Als hätte ich ihn heraufbeschworen, schreibt mein Vater eine Nachricht und mein Handy leuchtet auf.
Ich muss lächeln, als ich sehe, wie mein Vater, ein sehr erfolgreicher Geschäftsmann, am Ende seiner Nachricht ein x für Küsschen setzt.
Seine Nachricht ärgert mich trotzdem. Ich bin vierundzwanzig. Ich bin keine Babysitterin für meinen Bruder. Er ist eigentlich drei Minuten älter, aber das würde man nie merken.
Ich passe schon mein ganzes Leben lang auf ihn auf, es war alles dabei von Schlägereien in der Schule bis hin zu Alkohol am Steuer mit achtzehn.
Deshalb sind jetzt überall, wo Faisal hingeht, seine Freunde dabei. Vier Typen, seine besten Kumpels seit der Schule, die er seine Blutsbrüder nennt.
Er vertraut ihnen genauso sehr wie mir, sie passen auf ihn auf und beschützen ihn.
Mit dem Gedanken an heute Abend wende ich mich wieder der Liebesgeschichte zu.
Ich lächle über Reagans Nachricht. Er arbeitet für meinen Vater, seit ich sechzehn bin.

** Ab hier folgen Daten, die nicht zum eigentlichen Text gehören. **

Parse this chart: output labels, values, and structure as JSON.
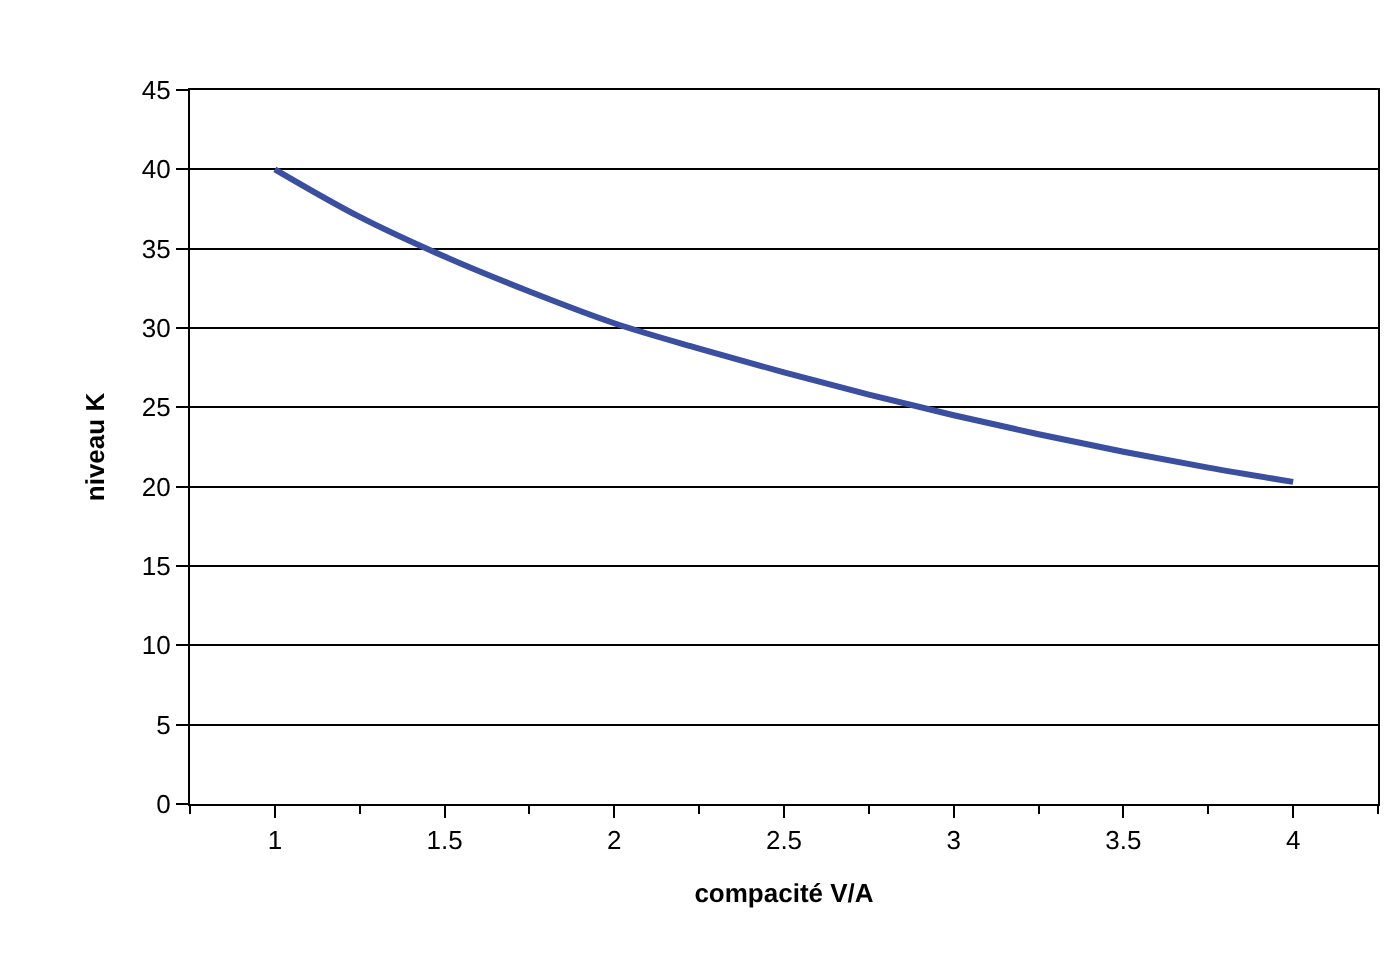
{
  "chart_data": {
    "type": "line",
    "xlabel": "compacité V/A",
    "ylabel": "niveau K",
    "x": [
      1,
      1.25,
      1.5,
      1.75,
      2,
      2.25,
      2.5,
      2.75,
      3,
      3.25,
      3.5,
      3.75,
      4
    ],
    "series": [
      {
        "color": "#3a4fa0",
        "values": [
          40,
          37,
          34.5,
          32.3,
          30.3,
          28.7,
          27.2,
          25.8,
          24.5,
          23.3,
          22.2,
          21.2,
          20.3
        ]
      }
    ],
    "xlim": [
      0.75,
      4.25
    ],
    "xticks": [
      1,
      1.5,
      2,
      2.5,
      3,
      3.5,
      4
    ],
    "ylim": [
      0,
      45
    ],
    "yticks": [
      0,
      5,
      10,
      15,
      20,
      25,
      30,
      35,
      40,
      45
    ],
    "grid": "y",
    "legend": false,
    "marker": "none",
    "line_style": "solid"
  }
}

Er ist achtunddreißig, hat zwei Kinder und ist glücklich verheiratet mit einer Krankenschwester, die Nachtschichten macht. Nach einer Arbeitswoche hat er eine Woche frei.

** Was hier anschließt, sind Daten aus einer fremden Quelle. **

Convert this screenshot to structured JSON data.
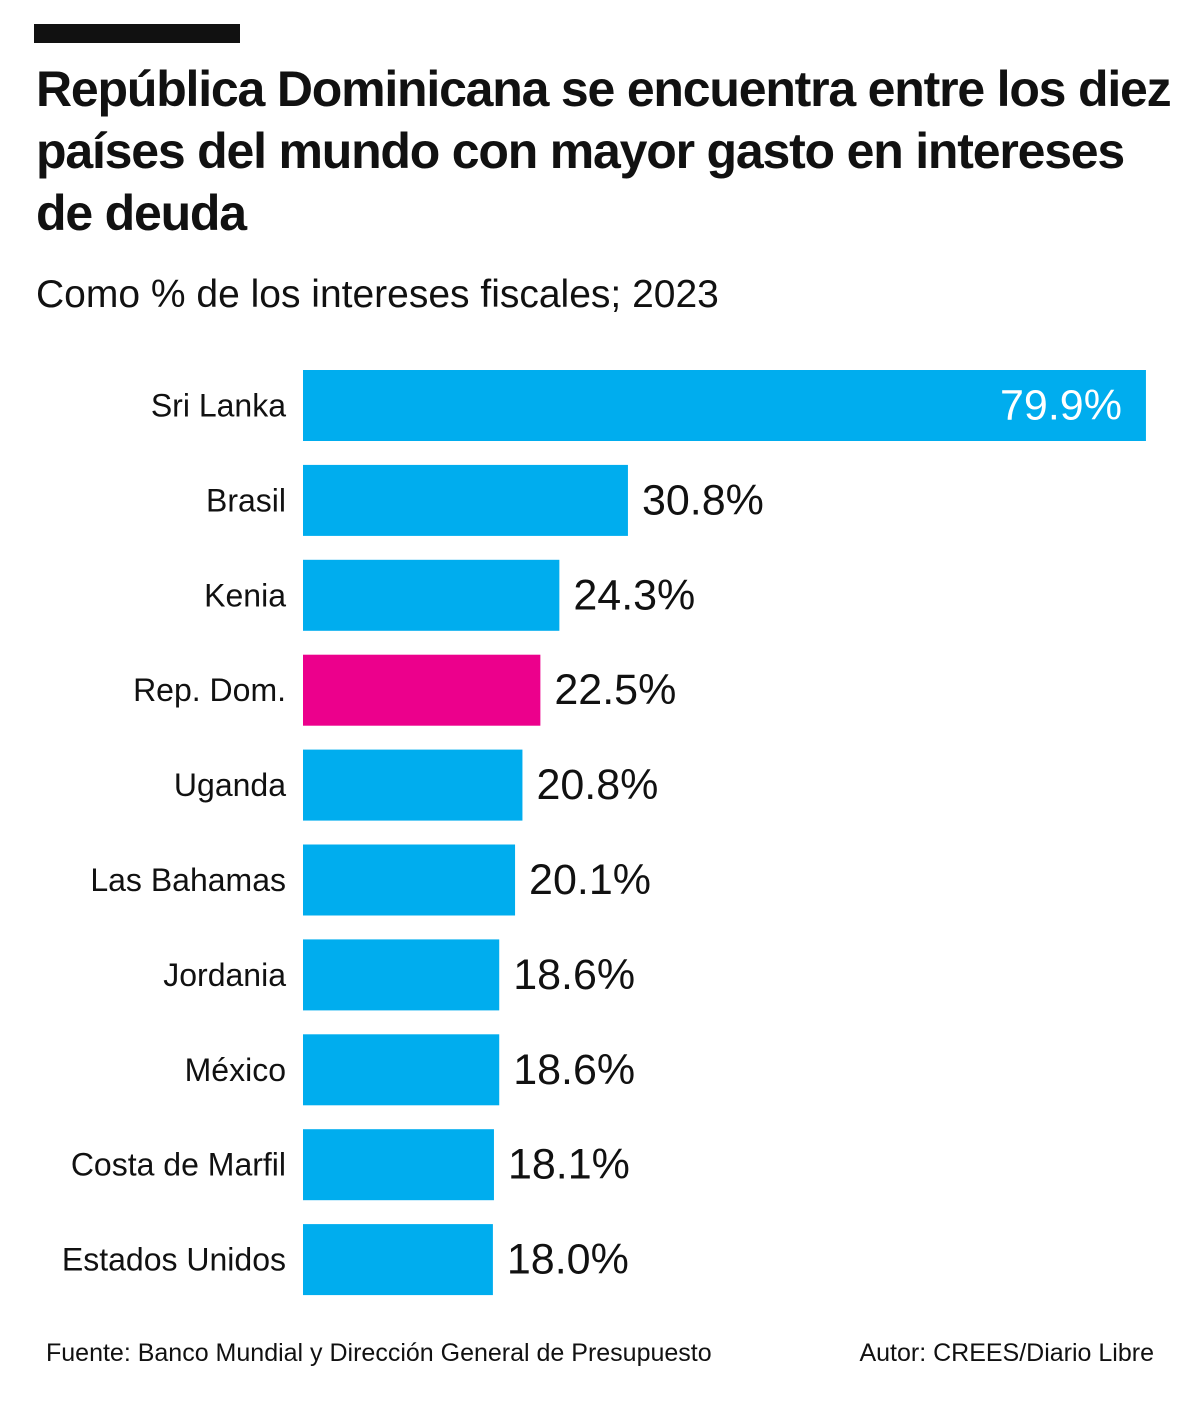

Ich packe meine Sachen zusammen und lasse das Buch auf meinem Schreibtisch liegen, um später darüber nachzudenken.
Meine Chefin ist noch in ihrem Büro und liest in einem dicken Wälzer. Ihre Brille sitzt auf ihrer Nasenspitze, ihre kleinen Augen sind zusammengekniffen.

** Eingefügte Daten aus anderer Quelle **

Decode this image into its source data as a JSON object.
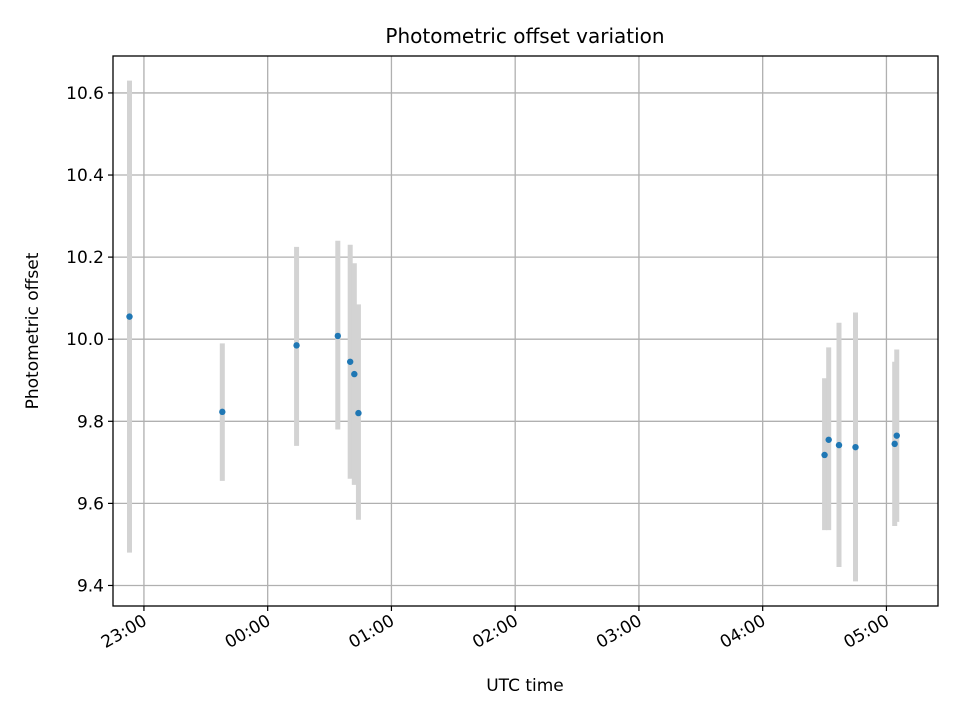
{
  "chart_data": {
    "type": "scatter",
    "title": "Photometric offset variation",
    "xlabel": "UTC time",
    "ylabel": "Photometric offset",
    "x_axis": {
      "kind": "time",
      "range": [
        "22:45",
        "05:25"
      ],
      "ticks": [
        "23:00",
        "00:00",
        "01:00",
        "02:00",
        "03:00",
        "04:00",
        "05:00"
      ]
    },
    "y_axis": {
      "range": [
        9.35,
        10.69
      ],
      "ticks": [
        "9.4",
        "9.6",
        "9.8",
        "10.0",
        "10.2",
        "10.4",
        "10.6"
      ]
    },
    "grid": true,
    "colors": {
      "points": "#1f77b4",
      "errorbars": "#d3d3d3",
      "grid": "#b0b0b0"
    },
    "series": [
      {
        "points": [
          {
            "x": "22:53",
            "y": 10.055,
            "err_low": 9.48,
            "err_high": 10.63
          },
          {
            "x": "23:38",
            "y": 9.823,
            "err_low": 9.655,
            "err_high": 9.99
          },
          {
            "x": "00:14",
            "y": 9.985,
            "err_low": 9.74,
            "err_high": 10.225
          },
          {
            "x": "00:34",
            "y": 10.008,
            "err_low": 9.78,
            "err_high": 10.24
          },
          {
            "x": "00:40",
            "y": 9.945,
            "err_low": 9.66,
            "err_high": 10.23
          },
          {
            "x": "00:42",
            "y": 9.915,
            "err_low": 9.645,
            "err_high": 10.185
          },
          {
            "x": "00:44",
            "y": 9.82,
            "err_low": 9.56,
            "err_high": 10.085
          },
          {
            "x": "04:30",
            "y": 9.718,
            "err_low": 9.535,
            "err_high": 9.905
          },
          {
            "x": "04:32",
            "y": 9.755,
            "err_low": 9.535,
            "err_high": 9.98
          },
          {
            "x": "04:37",
            "y": 9.742,
            "err_low": 9.445,
            "err_high": 10.04
          },
          {
            "x": "04:45",
            "y": 9.737,
            "err_low": 9.41,
            "err_high": 10.065
          },
          {
            "x": "05:04",
            "y": 9.745,
            "err_low": 9.545,
            "err_high": 9.945
          },
          {
            "x": "05:05",
            "y": 9.765,
            "err_low": 9.555,
            "err_high": 9.975
          }
        ]
      }
    ]
  }
}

Sie schaut auf, als ich in der Tür stehe.
„Ich gehe jetzt, Suze. Ist das okay?“
„Ja, hau ab“, sagt sie und winkt ab. „Schönes Wochenende.“
„Dir auch.“
Draußen wartet Reagan neben einem schwarzen SUV. Er sieht gut aus in seinem Anzug. Das Headset lässt ihn wirklich wie einen Spion oder Bodyguard aussehen.
„Reagan.“
Er lächelt und öffnet die Tür.
„Zainab.“
Er hat versucht, mich Miss Qadir zu nennen, als er anfing. Faisal und ich mochten das nicht, und seitdem nennt er uns beim Vornamen.
„Nach Hause, bitte“, sage ich ihm, als er sich auf den Fahrersitz setzt, falls er denkt, wir fahren zuerst zu meinem Bruder.
Ich brauche eine Dusche, bevor ich mich dem Wahnsinn heute Abend stelle. Da Faisal monatelang weg war, wird es wahrscheinlich eine große Sause zu seiner Rückkehr geben.
Zurück in meiner Wohnung macht es sich Reagan auf meinem Sofa bequem und schaut fern. Es hat Jahre gedauert, bis er sich in meiner Gegenwart entspannt hat. Ich bin froh, dass wir jetzt eine Beziehung haben, in der er locker sein kann, während er für mich arbeitet.
Ich dusche und brauche ewig, um meine Haare zu trocknen. Sie sind von Natur aus wellig, und ich lasse sie so, zu faul, um sie zu glätten.
Dank meiner bahrainischen Eltern habe ich glänzende Haut in der Farbe von Akazienholz. Als meine Freundin einen neuen Couchtisch kaufte, fanden wir es lustig, dass er die gleiche Farbe hatte wie wir. Es wurde zur perfekten Beschreibung unserer Hautfarbe: ein warmer Braunton mit hellbraunen Nuancen.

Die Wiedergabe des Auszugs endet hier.